Audi C-V2X to improve Georgia school safety

OEM works with Applied Information in city of Alpharetta to urge drivers to slow down
Networking & Communication Systems / November 6, 2020
By Ben Spencer
Audi’s C-V2X application is expected to warn drivers when they are approaching a school bus (Credit: Audi of America)
Audi’s C-V2X application is expected to warn drivers when they are approaching a school bus (© Audi of America)

Audi of America is working with Applied Information and tech firm Temple to develop connected vehicle applications to improve safety for school children in the city of Alpharetta, Georgia.

Pom Malhotra, director, connected services at Audi, says: “Using next-generation cellular technology, we have an opportunity to help save lives of some of the most vulnerable road users — school children.”

Audi says the first application, using Cellular Vehicle to Everything (C-V2X) technology, is designed to warn drivers when they are approaching an active school safety zone and if they are exceeding the speed limit when children are present. 

Roadside units (RSUs) installed in flashing signs called school zone safety beacons will broadcast messages to vehicles indicating location of the school and reduced speed limit.

This deployment will help alert drivers to changes in the speed limit as school times change due to half school days and early dismissals for weather, the company adds. 

A second application is expected to warn drivers when they are approaching a school bus stopped to pick up and drop off students. 

On-board units (OBUs) will broadcast C-V2X safety messages from school buses to C-V2X-equipped vehicles when the bus stop arm is extended to indicate no passing is allowed.

Modified Audi e-tron test vehicles will implement the C-V2X capabilities. 
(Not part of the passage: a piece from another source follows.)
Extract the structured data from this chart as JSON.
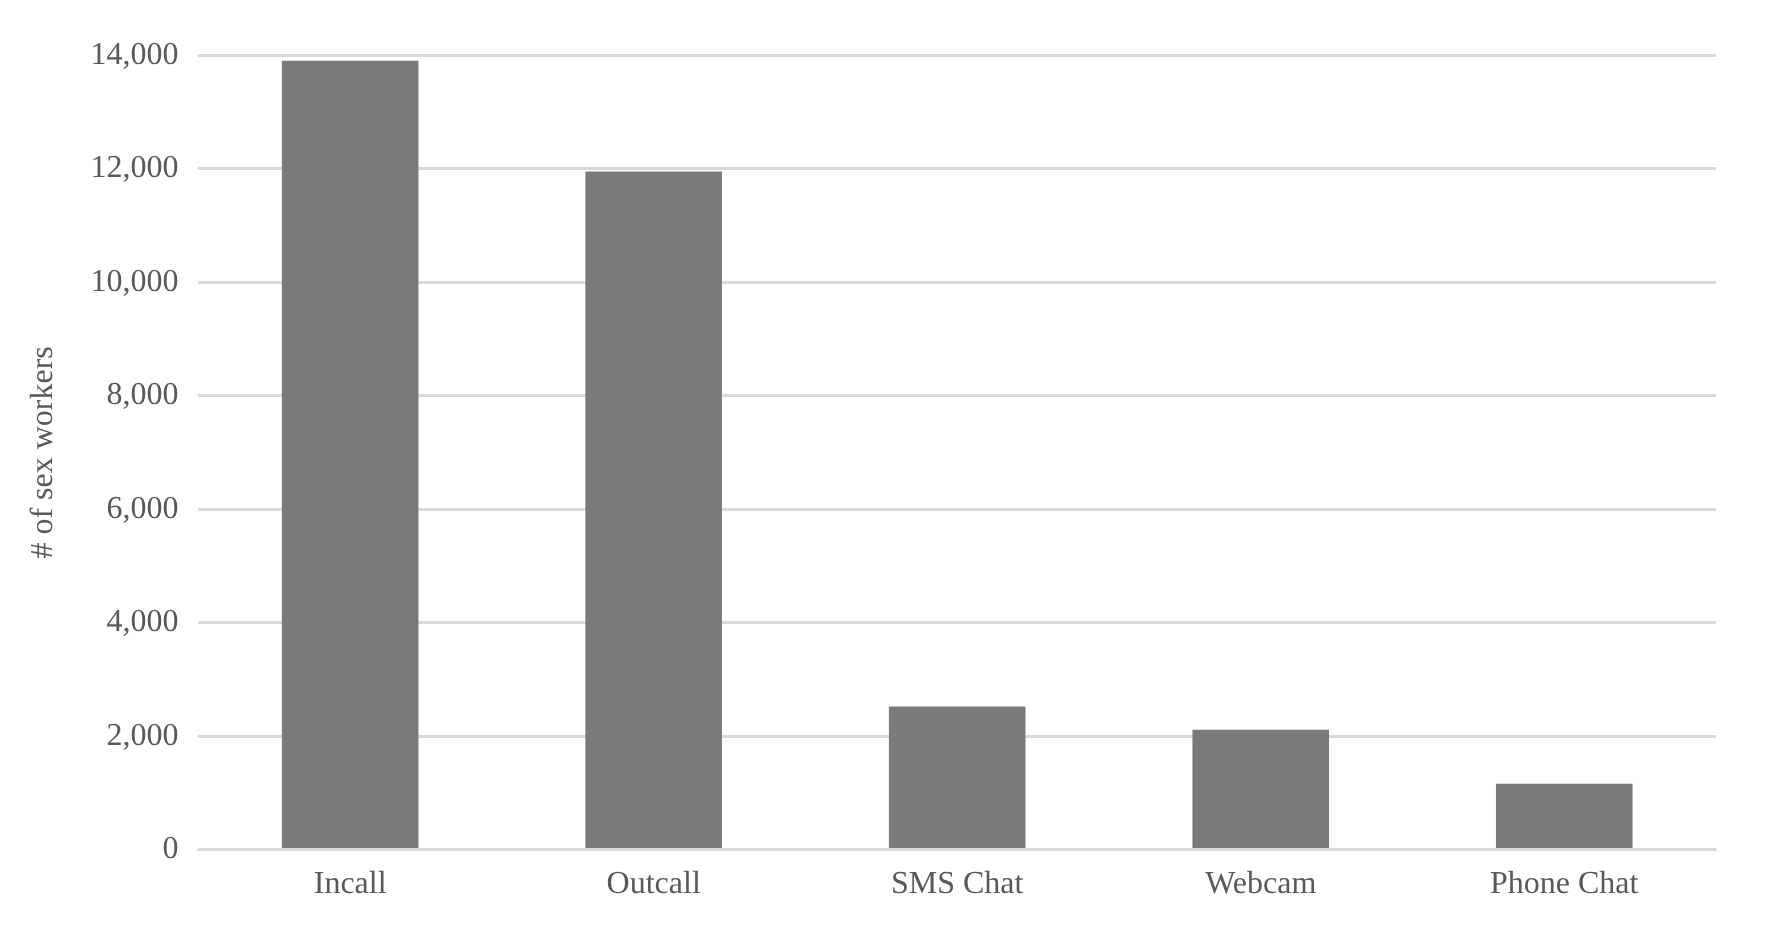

The technologies are similar to those announced last month in a collaboration with the Virginia Department of Transportation to help protect roadside construction workers. 

Temple is to deploy the school bus OBU and school beacon RSUs which are being supplied by Applied. 

The applications will be developed at the city's Infrastructure Automotive Technology Laboratory.

The laboratory was established to encourage automakers to test connected vehicle technology in a “streetscape” setting featuring real-world interferences and obstructions. 

Audi regards Alpharetta as a prime location test Vehicle to Infrastructure (V2I) technologies because it has 125 connected traffic signals. 

According to the automaker, 55 of those signals are capable of direct C-V2X communication between a vehicle and a signal using short-distance cellular communication.

The signals help optimise green light timing and traffic flow as well as traffic light information equipped in many Audi vehicles, it adds.